Она сама уже собралась сказать что-то, но вдруг передумала. Смутная догадка о том, что телефонировал ей не он, и о том, что он может вообще ничего не знать о свертке, хранящемся сейчас в ее спальне – вот что заняло ее внимание. И чем больше она за ним наблюдала, тем упорнее решала молчать и ждать хоть какой-то, хоть слабой реакции его самого.
Так прошло полтора часа. Соколов сосредоточенно работал, что-то подправляя, а Катя сосредоточенно за ним наблюдала. Оба они за это время едва ли перекинулись и парой фраз. Катя было спросила, какое впечатление произвела на него коронация, на что он глянул на нее довольно хмуро и не слишком-то вежливо бросил:
– Позвольте ответить позже.
И Катя сдалась. Ровно в час он отошел от холста, накинул на него заботливо привезенное с собой покрывало и, вытирая руки какой-то тряпицей, улыбнулся:
– Что, устали, Катерина Дмитриевна? – и его глаза зажглись озорным огоньком.
Что ж, подумала Катенька, теперь, пожалуй, можно бы и побеседовать.
– Да, признаться, устала, – она с удовольствием встала с дивана. – Хотите чаю? И не отказывайтесь.
– Хорошо, – улыбнулся он. – Если вы настаиваете, то не смею отказаться.
Откуда такие манеры, мелькнуло у Кати. Ведь он же не вращался никогда в обществе, да и не дворянин даже. Отец у него, как говорила Наташа, обходчик путей на железной дороге. Уж откуда там манерам взяться… Она с новым интересом посмотрела на Соколова. И тут поняла, что же именно, по выражению той же Наташи, служило неким раздражителем в этом человеке. Это именно несоответствие его манеры держаться с его происхождением. Вот ведь он сидел сейчас в ее гостиной, в ее кресле, с чашкой чаю так, будто привык к этому и всю жизнь провел в изящных гостиных. Он делал это так, будто бы имел на это право, данное с самого рождения.
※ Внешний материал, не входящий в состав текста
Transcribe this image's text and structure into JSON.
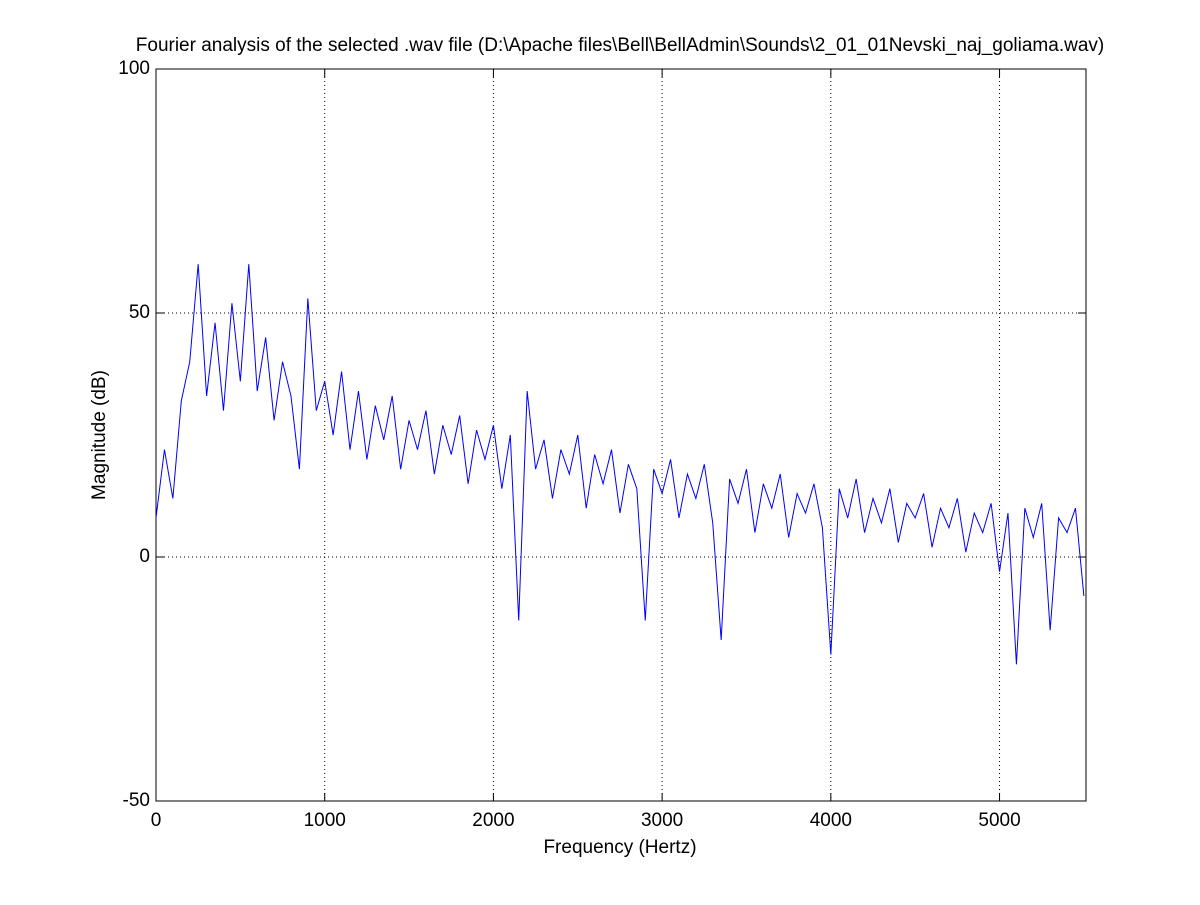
{
  "chart_data": {
    "type": "line",
    "title": "Fourier analysis of the selected .wav file (D:\\Apache files\\Bell\\BellAdmin\\Sounds\\2_01_01Nevski_naj_goliama.wav)",
    "x_label": "Frequency (Hertz)",
    "y_label": "Magnitude (dB)",
    "xlim": [
      0,
      5512.5
    ],
    "ylim": [
      -50,
      100
    ],
    "xticks": [
      0,
      1000,
      2000,
      3000,
      4000,
      5000
    ],
    "yticks": [
      -50,
      0,
      50,
      100
    ],
    "grid": true,
    "x": [
      0,
      50,
      100,
      150,
      200,
      250,
      300,
      350,
      400,
      450,
      500,
      550,
      600,
      650,
      700,
      750,
      800,
      850,
      900,
      950,
      1000,
      1050,
      1100,
      1150,
      1200,
      1250,
      1300,
      1350,
      1400,
      1450,
      1500,
      1550,
      1600,
      1650,
      1700,
      1750,
      1800,
      1850,
      1900,
      1950,
      2000,
      2050,
      2100,
      2150,
      2200,
      2250,
      2300,
      2350,
      2400,
      2450,
      2500,
      2550,
      2600,
      2650,
      2700,
      2750,
      2800,
      2850,
      2900,
      2950,
      3000,
      3050,
      3100,
      3150,
      3200,
      3250,
      3300,
      3350,
      3400,
      3450,
      3500,
      3550,
      3600,
      3650,
      3700,
      3750,
      3800,
      3850,
      3900,
      3950,
      4000,
      4050,
      4100,
      4150,
      4200,
      4250,
      4300,
      4350,
      4400,
      4450,
      4500,
      4550,
      4600,
      4650,
      4700,
      4750,
      4800,
      4850,
      4900,
      4950,
      5000,
      5050,
      5100,
      5150,
      5200,
      5250,
      5300,
      5350,
      5400,
      5450,
      5500
    ],
    "series": [
      {
        "color": "#0000ff",
        "values": [
          8,
          22,
          12,
          32,
          40,
          60,
          33,
          48,
          30,
          52,
          36,
          60,
          34,
          45,
          28,
          40,
          33,
          18,
          53,
          30,
          36,
          25,
          38,
          22,
          34,
          20,
          31,
          24,
          33,
          18,
          28,
          22,
          30,
          17,
          27,
          21,
          29,
          15,
          26,
          20,
          27,
          14,
          25,
          -13,
          34,
          18,
          24,
          12,
          22,
          17,
          25,
          10,
          21,
          15,
          22,
          9,
          19,
          14,
          -13,
          18,
          13,
          20,
          8,
          17,
          12,
          19,
          7,
          -17,
          16,
          11,
          18,
          5,
          15,
          10,
          17,
          4,
          13,
          9,
          15,
          6,
          -20,
          14,
          8,
          16,
          5,
          12,
          7,
          14,
          3,
          11,
          8,
          13,
          2,
          10,
          6,
          12,
          1,
          9,
          5,
          11,
          -3,
          9,
          -22,
          10,
          4,
          11,
          -15,
          8,
          5,
          10,
          -8
        ]
      }
    ]
  }
}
– Скажите, Михаил Андреевич, – обратилась она к нему, – так что же вам коронация? – Катя хотела было спросить о его происхождении, но вовремя прикусила себе язычок, посчитав вопрос нетактичным, а для дворянина и вовсе оскорбительным, если спрашивает он не дворянина.
– Я под впечатлением, – заговорил Соколов. – Даже и не думал, что во мне проснуться такие вот чувства: патриотизм, гордость и сентиментальность. Привязанность к старым традициям, одним словом.
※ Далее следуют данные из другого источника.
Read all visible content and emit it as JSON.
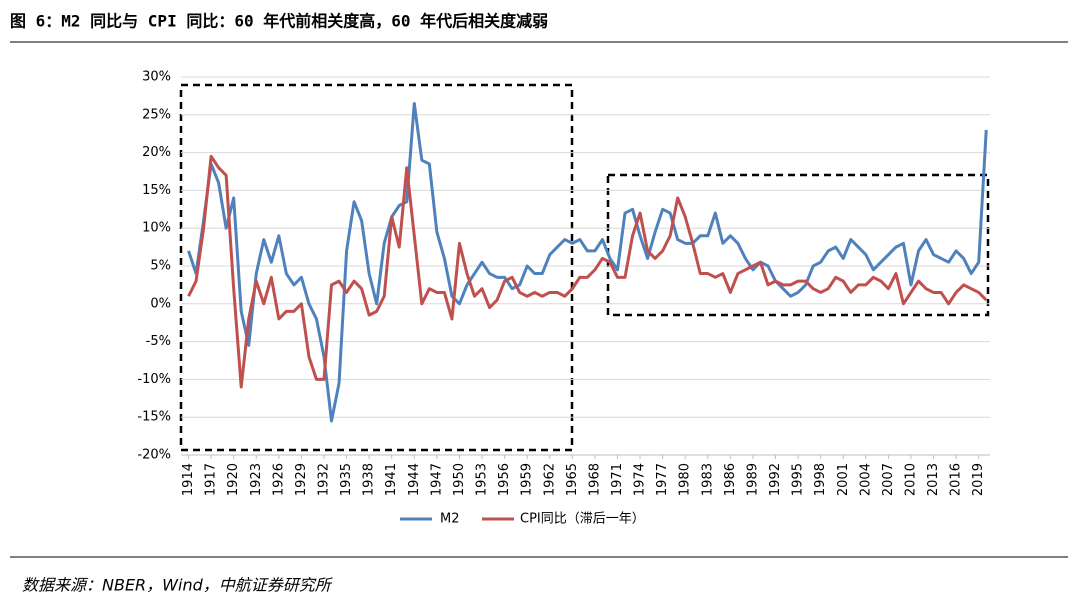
{
  "header": {
    "title": "图 6：M2 同比与 CPI 同比：60 年代前相关度高，60 年代后相关度减弱"
  },
  "chart_data": {
    "type": "line",
    "x": [
      1914,
      1915,
      1916,
      1917,
      1918,
      1919,
      1920,
      1921,
      1922,
      1923,
      1924,
      1925,
      1926,
      1927,
      1928,
      1929,
      1930,
      1931,
      1932,
      1933,
      1934,
      1935,
      1936,
      1937,
      1938,
      1939,
      1940,
      1941,
      1942,
      1943,
      1944,
      1945,
      1946,
      1947,
      1948,
      1949,
      1950,
      1951,
      1952,
      1953,
      1954,
      1955,
      1956,
      1957,
      1958,
      1959,
      1960,
      1961,
      1962,
      1963,
      1964,
      1965,
      1966,
      1967,
      1968,
      1969,
      1970,
      1971,
      1972,
      1973,
      1974,
      1975,
      1976,
      1977,
      1978,
      1979,
      1980,
      1981,
      1982,
      1983,
      1984,
      1985,
      1986,
      1987,
      1988,
      1989,
      1990,
      1991,
      1992,
      1993,
      1994,
      1995,
      1996,
      1997,
      1998,
      1999,
      2000,
      2001,
      2002,
      2003,
      2004,
      2005,
      2006,
      2007,
      2008,
      2009,
      2010,
      2011,
      2012,
      2013,
      2014,
      2015,
      2016,
      2017,
      2018,
      2019,
      2020
    ],
    "series": [
      {
        "name": "M2",
        "color": "#4f81bd",
        "values": [
          7,
          4,
          11,
          18.5,
          16,
          10,
          14,
          -1,
          -5.5,
          4,
          8.5,
          5.5,
          9,
          4,
          2.5,
          3.5,
          0,
          -2,
          -7,
          -15.5,
          -10.5,
          7,
          13.5,
          11,
          4,
          0,
          8,
          11.5,
          13,
          13.5,
          26.5,
          19,
          18.5,
          9.5,
          6,
          1,
          0,
          2.5,
          4,
          5.5,
          4,
          3.5,
          3.5,
          2,
          2.5,
          5,
          4,
          4,
          6.5,
          7.5,
          8.5,
          8,
          8.5,
          7,
          7,
          8.5,
          6,
          4.5,
          12,
          12.5,
          9,
          6,
          9.5,
          12.5,
          12,
          8.5,
          8,
          8,
          9,
          9,
          12,
          8,
          9,
          8,
          6,
          4.5,
          5.5,
          5,
          3,
          2,
          1,
          1.5,
          2.5,
          5,
          5.5,
          7,
          7.5,
          6,
          8.5,
          7.5,
          6.5,
          4.5,
          5.5,
          6.5,
          7.5,
          8,
          2.5,
          7,
          8.5,
          6.5,
          6,
          5.5,
          7,
          6,
          4,
          5.5,
          23
        ]
      },
      {
        "name": "CPI同比（滞后一年）",
        "color": "#c0504d",
        "values": [
          1,
          3,
          10,
          19.5,
          18,
          17,
          2,
          -11,
          -2,
          3,
          0,
          3.5,
          -2,
          -1,
          -1,
          0,
          -7,
          -10,
          -10,
          2.5,
          3,
          1.5,
          3,
          2,
          -1.5,
          -1,
          1,
          11.5,
          7.5,
          18,
          9,
          0,
          2,
          1.5,
          1.5,
          -2,
          8,
          4,
          1,
          2,
          -0.5,
          0.5,
          3,
          3.5,
          1.5,
          1,
          1.5,
          1,
          1.5,
          1.5,
          1,
          2,
          3.5,
          3.5,
          4.5,
          6,
          5.5,
          3.5,
          3.5,
          9,
          12,
          7,
          6,
          7,
          9,
          14,
          11.5,
          8,
          4,
          4,
          3.5,
          4,
          1.5,
          4,
          4.5,
          5,
          5.5,
          2.5,
          3,
          2.5,
          2.5,
          3,
          3,
          2,
          1.5,
          2,
          3.5,
          3,
          1.5,
          2.5,
          2.5,
          3.5,
          3,
          2,
          4,
          0,
          1.5,
          3,
          2,
          1.5,
          1.5,
          0,
          1.5,
          2.5,
          2,
          1.5,
          0.5
        ]
      }
    ],
    "xlim": [
      1913,
      2020.5
    ],
    "xticks": [
      1914,
      1917,
      1920,
      1923,
      1926,
      1929,
      1932,
      1935,
      1938,
      1941,
      1944,
      1947,
      1950,
      1953,
      1956,
      1959,
      1962,
      1965,
      1968,
      1971,
      1974,
      1977,
      1980,
      1983,
      1986,
      1989,
      1992,
      1995,
      1998,
      2001,
      2004,
      2007,
      2010,
      2013,
      2016,
      2019
    ],
    "ylim": [
      -20,
      30
    ],
    "yticks": [
      {
        "value": -20,
        "label": "-20%"
      },
      {
        "value": -15,
        "label": "-15%"
      },
      {
        "value": -10,
        "label": "-10%"
      },
      {
        "value": -5,
        "label": "-5%"
      },
      {
        "value": 0,
        "label": "0%"
      },
      {
        "value": 5,
        "label": "5%"
      },
      {
        "value": 10,
        "label": "10%"
      },
      {
        "value": 15,
        "label": "15%"
      },
      {
        "value": 20,
        "label": "20%"
      },
      {
        "value": 25,
        "label": "25%"
      },
      {
        "value": 30,
        "label": "30%"
      }
    ],
    "grid": true
  },
  "footer": {
    "source": "数据来源：NBER，Wind，中航证券研究所"
  }
}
– Да, я вас прекрасно понимаю, – улыбнулась ему Катя. – Знаете, а ведь я, кажется, вас видела.
– Да, – в ответ улыбнулся он. – И я видел вас и вашего супруга, – и сказал это самым обычным тоном. – Вы проехали мимо в экипаже.
Катя подождала продолжения, но его не последовало. Тогда она извинилась и сказала, что вернется через минуту. Когда она поднялась из кресла, он сделал то же самое, и это было еще одним жестом в пользу того, что человек знает о правилах приличия, принятых в обществе, не понаслышке.
Катя поднялась к себе в комнату и вынула из бюро загадочный сверточек. Все это в конце концов следовало прояснить. Она спустилась вниз, чтобы наконец показать ему этот сверток и посмотреть на его реакцию, но застала его не в гостиной, а в прихожей. Он держал в руках шляпу и, видимо, собирался уходить.
– Вы уходите? – Катенька удивилась сверх всякой меры.
– Простите меня, Катерина Дмитриевна, – с поклоном ответил Соколов. – Я совершенно забыл, что у меня в два часа важная встреча. Вы меня простите? – спросил он с самым обезоруживающим видом и с такой доверительной интонацией, что невозможно его было в этот момент не простить.
Катя просто кивнула, теребя в руках сверток, на который, к слову сказать, Соколов не обратил никакого внимания, так только, мельком глянул, как на впервые увиденную вещь, не имеющую к нему ровным счетом никакого отношения, что снова не ускользнуло от Катеньки.